Dangal, Sultan, Tanu Weds Manu Returns: On screen, it's a good time for Haryana's women
Haryana is not known to treat its women well. The state has one of the worst male-female sex ratios in India; khap panchayats and honour killings; an abysmal female literacy rate; and, according to the National Crime Record Bureau, has recorded the highest rate of gang rapes per lakh women in 2015. The stereotypical image of Haryana is that of its infamous patriarchal and feudal setup where women have no say in anything. Haryana is not the only state where women are victimised — but it’s found it hard to shake off the image.
Except on the silver screen. Bollywood’s been doing more than its fair share to shatter this image in the last few years. From Tanu Weds Manu Returns’ Datto to Sultan’s Aarfa and, more recently, Dangal’s Geeta and Babita, it’s been a good time for Haryanvi women in reel life.
While talking about Datto, the strong-willed Haryanvi he created for Tanu Weds Manu Returns, director Aanand L Rai told me last year: “We have a very different idea about girls from Haryana. Those girls are very strong. In 5-7 years, you will see them all over the world. They are as smart and ambitious as my 20-year-old niece who has grown up in Mumbai.”
Kangana Ranaut as Datto is a natural with karate chops and hockey sticks — just as she is, making tea on a chulha. A state-level athlete, Datto could be any small-town girl walking a very fine line where she is fighting the shackles and yet dreaming of making it big. “What I wanted to do with Datto was to portray an Indian woman who is different from Tanu. She is responsible, strong, and confident. She is equally at ease in the kitchen and on the sports field. It’s her choice. She decides what she wants to do with her life,” Rai added.

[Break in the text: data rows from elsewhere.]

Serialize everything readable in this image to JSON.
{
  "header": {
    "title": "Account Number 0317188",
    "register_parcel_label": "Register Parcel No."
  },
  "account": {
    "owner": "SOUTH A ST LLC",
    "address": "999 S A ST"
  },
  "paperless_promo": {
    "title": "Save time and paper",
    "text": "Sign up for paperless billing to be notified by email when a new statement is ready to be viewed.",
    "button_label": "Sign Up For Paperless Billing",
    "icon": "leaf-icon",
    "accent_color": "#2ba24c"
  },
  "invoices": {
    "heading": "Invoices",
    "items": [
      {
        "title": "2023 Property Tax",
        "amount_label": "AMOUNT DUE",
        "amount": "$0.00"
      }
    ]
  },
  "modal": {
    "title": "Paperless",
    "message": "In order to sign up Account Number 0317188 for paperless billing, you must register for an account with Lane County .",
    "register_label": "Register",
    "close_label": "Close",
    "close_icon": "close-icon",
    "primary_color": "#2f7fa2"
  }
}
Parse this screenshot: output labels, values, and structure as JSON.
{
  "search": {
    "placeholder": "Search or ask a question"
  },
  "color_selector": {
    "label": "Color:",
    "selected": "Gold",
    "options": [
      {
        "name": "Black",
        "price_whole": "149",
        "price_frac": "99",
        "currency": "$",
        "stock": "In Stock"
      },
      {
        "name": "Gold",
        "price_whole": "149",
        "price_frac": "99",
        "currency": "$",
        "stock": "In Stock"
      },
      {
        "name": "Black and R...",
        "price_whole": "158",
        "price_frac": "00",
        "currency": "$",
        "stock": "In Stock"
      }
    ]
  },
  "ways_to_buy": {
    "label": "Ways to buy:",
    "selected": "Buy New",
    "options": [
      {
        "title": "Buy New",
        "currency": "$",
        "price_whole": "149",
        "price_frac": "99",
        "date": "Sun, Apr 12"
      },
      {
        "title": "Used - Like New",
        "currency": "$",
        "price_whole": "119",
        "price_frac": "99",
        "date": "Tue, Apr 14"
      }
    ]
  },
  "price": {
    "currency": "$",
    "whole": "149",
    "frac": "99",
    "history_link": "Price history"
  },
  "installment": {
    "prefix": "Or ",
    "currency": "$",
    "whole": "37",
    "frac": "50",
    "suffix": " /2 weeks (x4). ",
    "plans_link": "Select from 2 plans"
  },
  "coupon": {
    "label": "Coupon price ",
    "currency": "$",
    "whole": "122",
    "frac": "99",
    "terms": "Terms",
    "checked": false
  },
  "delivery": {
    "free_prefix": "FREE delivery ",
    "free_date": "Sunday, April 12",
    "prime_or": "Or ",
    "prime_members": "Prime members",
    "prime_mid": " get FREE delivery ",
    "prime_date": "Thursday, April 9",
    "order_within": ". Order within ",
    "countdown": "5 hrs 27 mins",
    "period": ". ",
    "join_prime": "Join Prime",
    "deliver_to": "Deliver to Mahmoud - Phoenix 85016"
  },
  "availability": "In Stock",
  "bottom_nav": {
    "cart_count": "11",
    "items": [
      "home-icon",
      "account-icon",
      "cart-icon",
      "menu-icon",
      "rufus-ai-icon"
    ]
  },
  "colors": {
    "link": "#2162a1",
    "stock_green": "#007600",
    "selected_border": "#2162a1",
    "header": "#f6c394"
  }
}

Interestingly, sports connects all the young women we’ve seen from Haryana onscreen in recent years. While Datto is a long-jumper, Arfa and the Phogat sisters Geeta-Babita are queens of the wrestling ring. While there were detractors who believed that Anushka Sharma’s character was dealt with regressively (the point where she decides to keep her baby at the cost of giving up on her wrestling dream), I disagree. At no point in the film is Aarfa told what to do with her career or her body. The decision is hers alone.
In an interview with Anupama Chopra, Anushka defended her character’s decision, saying, “She makes a choice to not abort her child. Should she have not cared about her child and followed her dream? Are we moving towards a society that says the only right thing for a woman is to abort her child and follow her dream? That would could be right for somebody and wrong for someone else. But the ability to make that choice is a progressive step and not regressive.”
Nitesh Tiwari’s Dangal is about the exceptional Phogat sisters and their tiger-dad Mahavir Phogat who pushes his daughters beyond their physical and mental limits to win accolades for India. In a year that’s had some strong feminist films like Pink and Dear Zindagi, this Aamir Khan-starrer makes its mark. Mahavir Phogat starts off obsessed with wanting a son to fulfill his dream of winning a wrestling gold for India until he realises: ‘Gold to gold hota hai, chora ho ya chori’. Babita and Geeta might have been pushed into wrestling by their father but the decision to become the best was theirs alone. There’s a moment in a film where Geeta and Mahavir go head-to-head. It’s a fight of supremacy between two pehelwans and it’s exhilarating.
‘Choriyan choron se kam nahin’ is the anthem of each of these films and one that hopefully will percolate from reel to real life.